Rokok ‘Dibenci Tapi Disayang’
Entah sudah berapa macam cara dilakukan untuk menghentikan para perokok. Sebut saja, peringatan bahaya rokok di setiap iklannya (kayaknya engga kebaca para smokers), pemasangan gambar mengerikan di bungkus rokok (yang ini dicuekin juga oleh rokok mania), ancaman rokok benda mematikan (ada perokok yang umurnya nimbus 80 tahun, nah lo), hingga denda bagi perokok (jarang ditegakkan), semua cara itu tidak ada yang mempan mematikan hobi berasap ini. Ditambah lagi, perokok pun masih tidak mengenal kasta, dari para pengangguran hingga konglomerat, dari yang SD saja tidak jebol hingga professor, dari yang muda hingga yang telah beraroma tanah.

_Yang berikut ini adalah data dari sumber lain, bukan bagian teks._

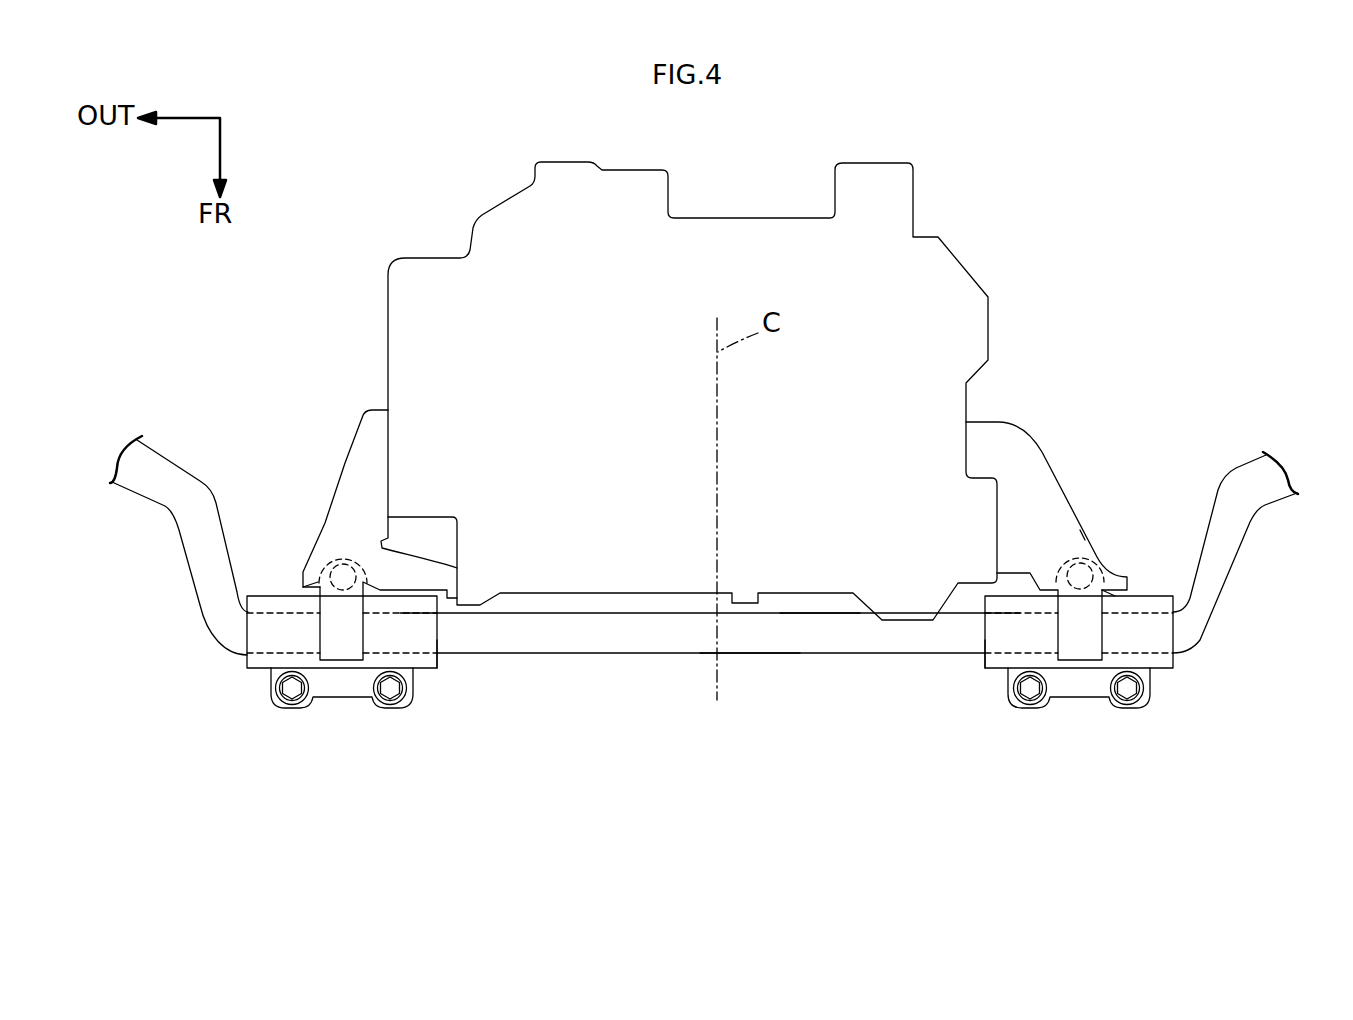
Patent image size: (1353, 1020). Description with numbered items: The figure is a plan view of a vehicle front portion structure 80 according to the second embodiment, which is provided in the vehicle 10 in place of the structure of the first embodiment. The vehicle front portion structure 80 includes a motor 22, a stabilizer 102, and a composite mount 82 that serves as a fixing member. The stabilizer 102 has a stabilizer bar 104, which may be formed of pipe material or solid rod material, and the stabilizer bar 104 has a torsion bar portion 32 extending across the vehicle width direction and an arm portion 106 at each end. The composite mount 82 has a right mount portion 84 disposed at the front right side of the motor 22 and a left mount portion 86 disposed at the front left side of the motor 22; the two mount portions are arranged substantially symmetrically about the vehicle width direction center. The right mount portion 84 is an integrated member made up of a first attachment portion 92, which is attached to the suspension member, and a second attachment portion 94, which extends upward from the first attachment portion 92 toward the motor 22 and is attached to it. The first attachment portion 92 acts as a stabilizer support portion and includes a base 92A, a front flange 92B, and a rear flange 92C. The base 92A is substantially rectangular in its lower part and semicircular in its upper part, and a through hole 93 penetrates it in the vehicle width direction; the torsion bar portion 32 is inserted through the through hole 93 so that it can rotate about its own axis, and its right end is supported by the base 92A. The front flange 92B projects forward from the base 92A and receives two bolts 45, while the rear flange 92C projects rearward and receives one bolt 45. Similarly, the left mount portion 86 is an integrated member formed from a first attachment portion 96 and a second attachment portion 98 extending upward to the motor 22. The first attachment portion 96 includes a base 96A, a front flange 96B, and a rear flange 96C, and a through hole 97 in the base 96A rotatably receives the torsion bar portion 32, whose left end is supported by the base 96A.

The vehicle 10 is at (1171, 165).
The motor 22 is at (958, 245).
The torsion bar portion 32 is at (636, 640).
The bolt 45 is at (340, 575).
The vehicle front portion structure 80 is at (1068, 215).
The composite mount 82 is at (1093, 455).
The right mount portion 84 is at (315, 513).
The left mount portion 86 is at (1088, 517).
The first attachment portion 92 is at (242, 668).
The base 92A is at (425, 665).
The front flange 92B is at (343, 685).
The rear flange 92C is at (305, 590).
The through hole 93 is at (430, 640).
The second attachment portion 94 is at (340, 462).
The first attachment portion 96 is at (1178, 667).
The base 96A is at (997, 665).
The front flange 96B is at (1080, 688).
The rear flange 96C is at (1120, 592).
The through hole 97 is at (990, 640).
The second attachment portion 98 is at (1045, 450).
The stabilizer 102 is at (752, 657).
The stabilizer bar 104 is at (816, 655).
The arm portion 106 is at (192, 556).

Alhasil, pebisnis rokok pun menduduki peringkat tinggi di daftar orang terkaya dan sekaligus rokok memberikan sumbangan luar biasa bagi pendapatan Negara. Pada tahun 2015, penghasilan Negara dari cukai rokok mencapai Rp139,5 T, fantastis. Namun, di sisi lain Iklatan Ahli Kesehatan Masyarakat Indonesia pernah melakukan survei bahwa kematian rokok mencapai 405.720 orang, atau artinya setiap jam sekitar 46 orang meninggal akibat rokok, 14,5% korban meninggal adalah remaja.
Dari situlah terjadi tarik ulur menyikapi rokok ini. Dibenci karena memang dianggap sebagai alat pembunuh massal. Disayang karena kenyataan membuktikan rokok dapat menjadi mesin uang Negara.
Rokok Nan Mahal
Setelah upaya larangan merokok tidak berhasil, ide memerangi kebiasaan merokok melalui pendekatan ekonomi mulai muncul. Wacana menaikkan harga rokok cukup gencar pasca penerbitan hasil penelitian FKM UI pimpinan Hasbullah Thabrany. Mereka mengklaim bahwa 70% lebih responden, yang sebagian adalah perokok, akan berhenti merokok ketika rokok dipatok dengan harga Rp50 ribu per bungkus. Periset berharap bahwa dengan menaikkan harga rokok maka setidaknya dapat mengurangi pengguna rokok bagi kalangan pelajar dan masyarakat menengah ke bawah. Masuk akal juga jika kita mempertimbangkan hal-hal berikut:
- Rokok 50 ribu = mahal
Harga Rp50 ribu untuk sebungkus rokok bagi rata-rata pelajar dan masyarakat menengah ke bawah dengan tingkat ekonomi sekarang tentu sangatlah mahal.
- Rokok penyebab kemiskinan
Mengutip hasil kajian BPS, rokok mempunyai share terbesar kedua setelah beras yang berkontribusi terhadap garis kemiskinan. Suryamin, Kepala BPS, menyimpulkan bahwa ketika seseorang dinyatakan miskin ini merokok, ada kemungkinan ia menjadi tidak miskin apabila mengalihkan pengeluaran yang semula untuk rokok menjadi pengeluaran untuk komoditi makanan yang memiliki kilokalori.